Efficacy and Safety of Actilyse 2 mg/ 2 ml in Comparison to Saline Solution in Patients With Central Venous Access Device Occlusion

Inclusion criteria

• Male and female patients between 18 and 80 years, who signed a written informed consent
• Patients with central venous access device occlusion, which occurred within 24-h before randomisation, where central venous access device is indicated for any of the following: fluid maintenance, chemotherapy, intravenous feeding, haemodialysis, long-term administration of antibiotics or other medication
• Patients with central venous access device occlusion occurred within 24-h before randomisation. Central venous access device is defined by inability to withdraw at least 3 ml of blood from the central venous access device. If multiple lumens are occluded, investigators are to choose and treat only one lumen for the study.
• Signed and dated written informed consent prior to admission to the study in accordance with good clinical practice and the local legislation.
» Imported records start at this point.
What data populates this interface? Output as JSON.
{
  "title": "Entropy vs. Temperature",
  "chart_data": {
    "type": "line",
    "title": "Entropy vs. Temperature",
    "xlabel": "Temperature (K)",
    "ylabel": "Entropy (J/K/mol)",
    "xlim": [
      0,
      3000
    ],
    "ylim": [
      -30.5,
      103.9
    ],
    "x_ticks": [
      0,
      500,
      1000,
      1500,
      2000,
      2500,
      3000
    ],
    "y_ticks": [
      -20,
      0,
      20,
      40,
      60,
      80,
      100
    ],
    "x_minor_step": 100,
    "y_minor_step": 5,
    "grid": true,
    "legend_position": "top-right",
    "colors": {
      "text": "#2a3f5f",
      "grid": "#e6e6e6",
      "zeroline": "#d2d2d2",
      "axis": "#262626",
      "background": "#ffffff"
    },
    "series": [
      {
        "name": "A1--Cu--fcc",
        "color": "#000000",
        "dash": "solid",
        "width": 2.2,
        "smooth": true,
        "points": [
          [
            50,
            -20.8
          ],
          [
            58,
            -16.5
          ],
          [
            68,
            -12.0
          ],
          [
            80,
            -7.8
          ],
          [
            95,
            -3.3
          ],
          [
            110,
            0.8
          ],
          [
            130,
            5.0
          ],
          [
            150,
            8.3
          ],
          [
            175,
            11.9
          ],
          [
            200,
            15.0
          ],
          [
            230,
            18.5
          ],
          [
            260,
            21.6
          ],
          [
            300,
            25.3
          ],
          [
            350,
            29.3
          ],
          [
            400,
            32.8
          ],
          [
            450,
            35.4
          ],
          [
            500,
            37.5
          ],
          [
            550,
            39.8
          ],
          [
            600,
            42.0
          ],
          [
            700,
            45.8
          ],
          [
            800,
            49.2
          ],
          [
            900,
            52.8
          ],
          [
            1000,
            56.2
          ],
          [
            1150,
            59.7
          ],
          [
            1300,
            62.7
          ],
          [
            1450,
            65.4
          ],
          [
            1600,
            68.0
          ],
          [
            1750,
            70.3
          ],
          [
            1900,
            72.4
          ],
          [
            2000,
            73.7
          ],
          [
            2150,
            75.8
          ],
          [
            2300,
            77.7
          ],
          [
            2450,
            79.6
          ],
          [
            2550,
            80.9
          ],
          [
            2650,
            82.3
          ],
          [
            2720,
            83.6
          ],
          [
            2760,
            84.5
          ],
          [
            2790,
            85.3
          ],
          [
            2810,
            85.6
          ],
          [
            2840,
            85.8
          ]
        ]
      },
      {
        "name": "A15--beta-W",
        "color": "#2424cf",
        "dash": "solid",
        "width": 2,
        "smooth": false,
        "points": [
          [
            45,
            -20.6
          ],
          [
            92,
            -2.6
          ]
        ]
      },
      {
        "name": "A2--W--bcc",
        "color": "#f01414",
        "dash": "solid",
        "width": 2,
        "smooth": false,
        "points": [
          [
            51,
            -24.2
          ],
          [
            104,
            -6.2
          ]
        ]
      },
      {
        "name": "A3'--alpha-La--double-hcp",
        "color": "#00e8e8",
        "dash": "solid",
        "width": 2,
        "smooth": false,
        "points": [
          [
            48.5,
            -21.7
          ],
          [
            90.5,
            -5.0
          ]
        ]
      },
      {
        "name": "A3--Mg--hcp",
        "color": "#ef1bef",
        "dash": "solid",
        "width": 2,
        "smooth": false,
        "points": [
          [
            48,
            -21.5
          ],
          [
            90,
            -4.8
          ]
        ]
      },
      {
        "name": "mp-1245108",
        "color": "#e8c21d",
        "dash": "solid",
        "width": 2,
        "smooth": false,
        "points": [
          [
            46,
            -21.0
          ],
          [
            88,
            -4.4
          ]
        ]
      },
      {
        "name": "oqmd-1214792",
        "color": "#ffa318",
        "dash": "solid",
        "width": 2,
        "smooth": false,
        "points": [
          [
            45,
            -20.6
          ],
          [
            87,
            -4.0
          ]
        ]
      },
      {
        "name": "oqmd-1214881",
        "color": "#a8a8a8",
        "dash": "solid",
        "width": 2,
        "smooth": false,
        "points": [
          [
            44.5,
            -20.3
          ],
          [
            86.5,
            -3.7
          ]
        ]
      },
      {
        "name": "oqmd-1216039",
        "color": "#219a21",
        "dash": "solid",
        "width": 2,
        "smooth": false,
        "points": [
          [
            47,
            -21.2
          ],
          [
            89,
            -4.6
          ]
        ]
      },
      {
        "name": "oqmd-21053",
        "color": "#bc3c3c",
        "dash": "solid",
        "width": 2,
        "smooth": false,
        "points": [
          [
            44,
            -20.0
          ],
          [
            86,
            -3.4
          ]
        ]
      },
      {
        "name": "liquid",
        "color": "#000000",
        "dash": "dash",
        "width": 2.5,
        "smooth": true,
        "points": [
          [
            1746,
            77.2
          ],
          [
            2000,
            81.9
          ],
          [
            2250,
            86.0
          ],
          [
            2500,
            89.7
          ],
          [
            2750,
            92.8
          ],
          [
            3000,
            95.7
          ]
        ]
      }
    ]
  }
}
Acceptable level of the following laboratory parameters:
• hemoglobin ≥ 80 g/L;
• total white blood cell count ≥ 2.0 x109/L;
• platelets ≥ 50.0 x109/L;
• fibrinogen ≥0.5 x lower limit of normal;
• international normalized ratio 2.8 mmol/l.

Exclusion criteria

• Any clinical evidence of mechanical or non-thrombotic occlusion
• High risk for bleeding events
• High risk for embolic complications
• Any condition for which bleeding constitutes a significant hazard or would be particularly difficult to manage
• Administration of any fibrinolytic agent within 48 hours before start of study treatment
• Patients who have had any of the following within the previous 48 hours before start of study treatment:
• surgery
• obstetrical delivery
• percutaneous biopsy of viscera or deep tissues
• puncture of non-compressible vessels
• active internal bleeding
• Patients who have thrombocytopenia, other hemostatic defects (including those secondary to severe hepatic or renal disease).
• Pregnancy and lactation.
• Previously known positive results from infectious serology for Human Immunodeficiency Virus (HIV) or hepatitis B surface antigen (HBsAg), or hepatitis C virus.
• Known hypersensitivity to alteplase or gentamicin, or any excipient of Actilyse - Body weight <30 kg.
• Administration of any fibrinolytic agent within 48 hours before start of study treatment.
• Participation in another investigational trial within 30 days prior to the Screening Visit.
• Concomitant treatment with angiotensin-converting-enzyme inhibitors.
• Impossibility to infuse fluids at the volume necessary to infuse study drug (2 ml) into the central venous access device.